Zum 1.4.1886 wurde zum ersten mal in der Postordnung erwähnt, dass die Bestellgebühren auch im Voraus entrichtet werden können:
Die Bestellgebühren können vom Absender im Voraus entrichtet werden. In solchem Falle ist in der Aufschrift der Sendung von dem Absender der Vermerk „einschließlich Bestellgeld frei“ niederzuschreiben.

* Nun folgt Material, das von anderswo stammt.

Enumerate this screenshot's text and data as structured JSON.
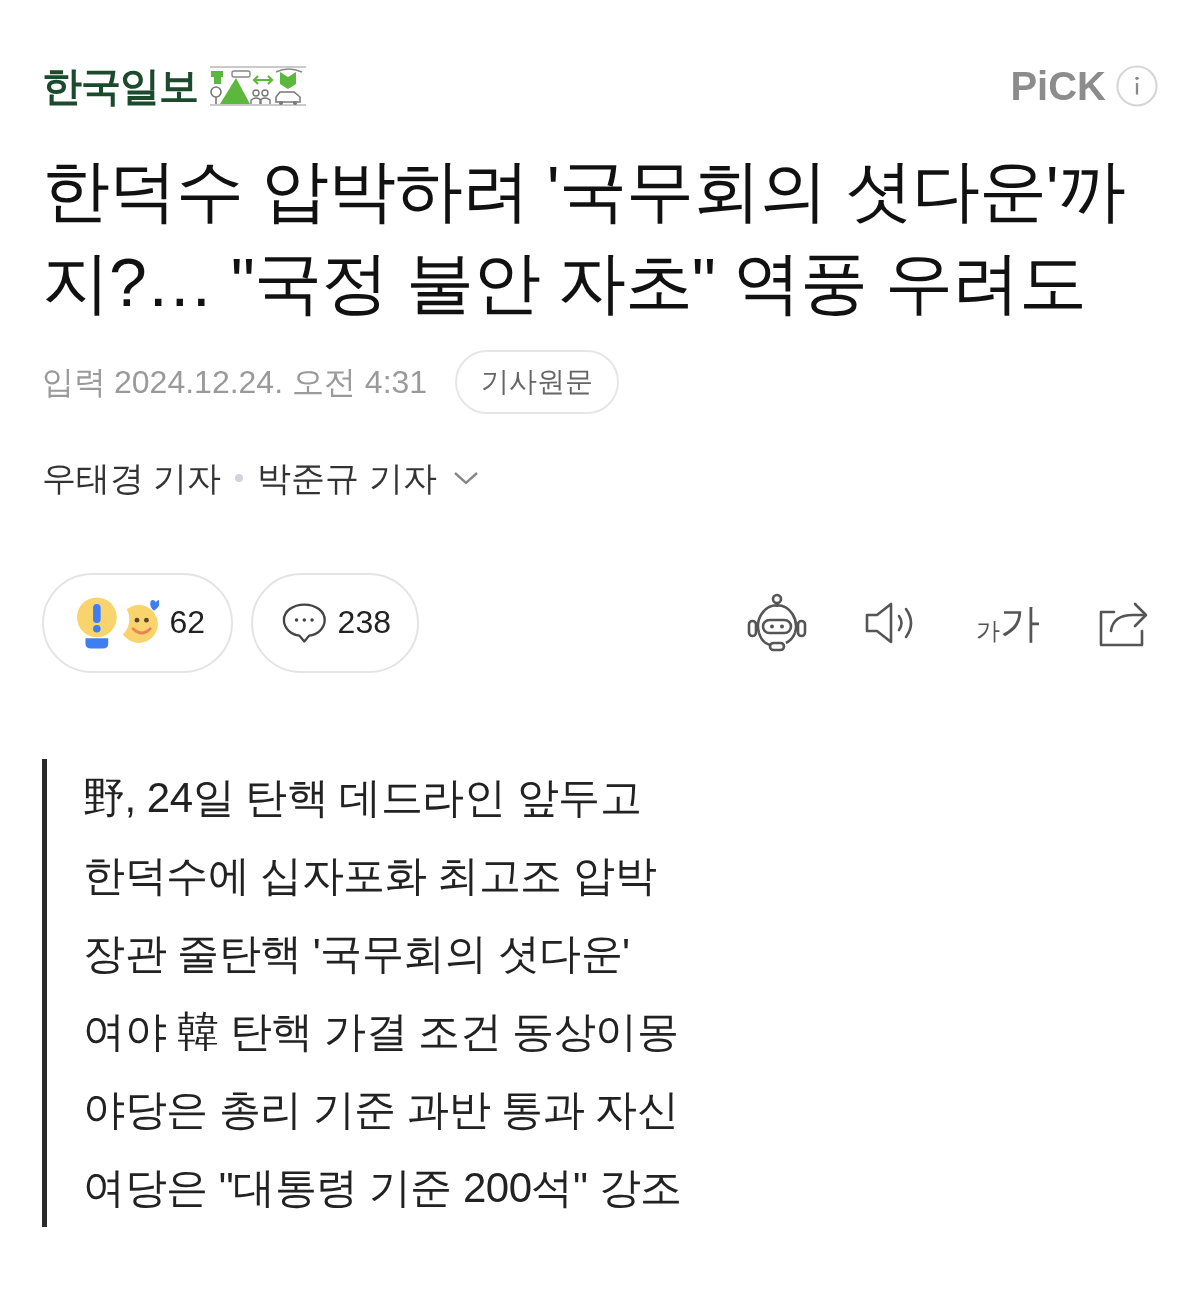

Tatsächlich gab es diese Möglichkeit von Anfang an.

Beispiel

Eine Bank in Berlin besorgt für eine Kundin in Bonn einen Hypothekenpfandbrief über 300 Mark und sendet diesen am 5.8.1895 mit Rechnung über 311,20 Mark nach Bonn. Dies geschieht mit einem gesiegelten, 27 Gramm schweren Wertbrief mit einem angegebenen Wert von 300 Mark (dem Nominalwert des Pfandbriefs) und einer Nachnahme über 311,20 Mark (Rechnungsbetrag). Das Porto setzt sich zusammen aus 40 Pf.  Gebühr für den Wertbrief (Entfernung über 10 Meilen) , 10 Pf. Versicherungsgebühr und 10 Pf. Nachnahmegebühr.